Mr Awuah-Peasah said MoFEP gave the approval for the payment of the GH¢34.7 million to Nana Woode in 2006.
The instruction letter for the payment, dated December 29, 2006, was signed by a former Minister of Finance and Economic Planning, Mr Kwadwo Baah-Wiredu, who is now deceased.
However, Awuah-Peasah said, he could not locate the original file ‘to tell the reason why the amount was paid’.
Confirming that position, Mr Kufe said MoFEP, in an instruction letter dated December 29, 2006, directed the CAGD to effect the payment of GHc34.7 million to Nana Woode.
Consequently, he said, the Controller and Accountant-General wrote a letter on the same date of December 29, 2006 to the Bank of Ghana (BoG) to pay the money to Nana Woode.
Upon that instruction, Mr Kufe said, the BoG effected the payment of the GHc34.7 million to Nana Woode on January 4, 2007.
However, he said, the CAGD did not have any documentation to indicate the reason behind the payment of the GHc34.7 million to Nana Woode.
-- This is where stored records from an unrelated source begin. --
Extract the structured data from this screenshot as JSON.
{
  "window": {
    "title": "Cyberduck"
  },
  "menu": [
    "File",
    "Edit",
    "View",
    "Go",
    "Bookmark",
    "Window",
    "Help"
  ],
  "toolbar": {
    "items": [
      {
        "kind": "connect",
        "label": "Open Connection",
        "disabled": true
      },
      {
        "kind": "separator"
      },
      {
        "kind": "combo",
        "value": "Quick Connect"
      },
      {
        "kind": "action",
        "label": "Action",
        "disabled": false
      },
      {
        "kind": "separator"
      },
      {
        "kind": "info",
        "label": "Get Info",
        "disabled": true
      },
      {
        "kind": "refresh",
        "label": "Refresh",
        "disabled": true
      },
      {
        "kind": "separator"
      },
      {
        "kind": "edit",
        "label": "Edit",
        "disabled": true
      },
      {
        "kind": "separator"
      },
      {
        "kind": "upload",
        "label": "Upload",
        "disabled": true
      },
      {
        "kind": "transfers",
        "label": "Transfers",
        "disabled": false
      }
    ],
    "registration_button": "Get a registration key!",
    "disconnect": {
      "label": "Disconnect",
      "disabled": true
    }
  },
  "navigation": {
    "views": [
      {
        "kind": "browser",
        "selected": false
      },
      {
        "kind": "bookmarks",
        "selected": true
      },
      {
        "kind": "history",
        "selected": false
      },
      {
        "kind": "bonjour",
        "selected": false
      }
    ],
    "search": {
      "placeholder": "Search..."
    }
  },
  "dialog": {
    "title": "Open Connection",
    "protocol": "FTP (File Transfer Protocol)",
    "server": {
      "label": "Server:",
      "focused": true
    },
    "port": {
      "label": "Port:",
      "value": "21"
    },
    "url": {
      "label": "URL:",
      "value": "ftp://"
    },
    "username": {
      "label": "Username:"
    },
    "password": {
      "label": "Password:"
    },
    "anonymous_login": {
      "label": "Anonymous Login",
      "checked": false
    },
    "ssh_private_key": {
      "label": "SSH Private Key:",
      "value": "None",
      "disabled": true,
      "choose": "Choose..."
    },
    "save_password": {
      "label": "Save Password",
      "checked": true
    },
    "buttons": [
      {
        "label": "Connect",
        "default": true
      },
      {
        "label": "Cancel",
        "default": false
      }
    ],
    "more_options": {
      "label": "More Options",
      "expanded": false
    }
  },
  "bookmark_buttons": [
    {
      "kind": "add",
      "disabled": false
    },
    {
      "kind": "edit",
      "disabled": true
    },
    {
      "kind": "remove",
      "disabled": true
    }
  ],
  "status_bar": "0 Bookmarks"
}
Nana Woode sued the state for confiscating his two timber companies – Holex Ghana Limited and Priorities Ghana Limited, both located at Akim Oda in the Eastern Region, and obtained the GH¢34.7 million compensation in 2006.
When the Executive Secretary of the Divestiture Implementation Committee (DIC), Mr Asakkua Agambila, appeared before the JDC two months ago, he said the DIC was not aware of Nana Woode’s case against the state or the payment of the judgement debt.
He explained that Holex and Priorities were never listed for divestiture.
The Chief Investigation Officer in charge of Confiscated Assets at the Office of the President, Mr John Kweku Mensah, also stunned the commission when he told its sitting about two months ago that the Confiscated Assets Committee (CAC) did not have any records on the confiscation of the two companies.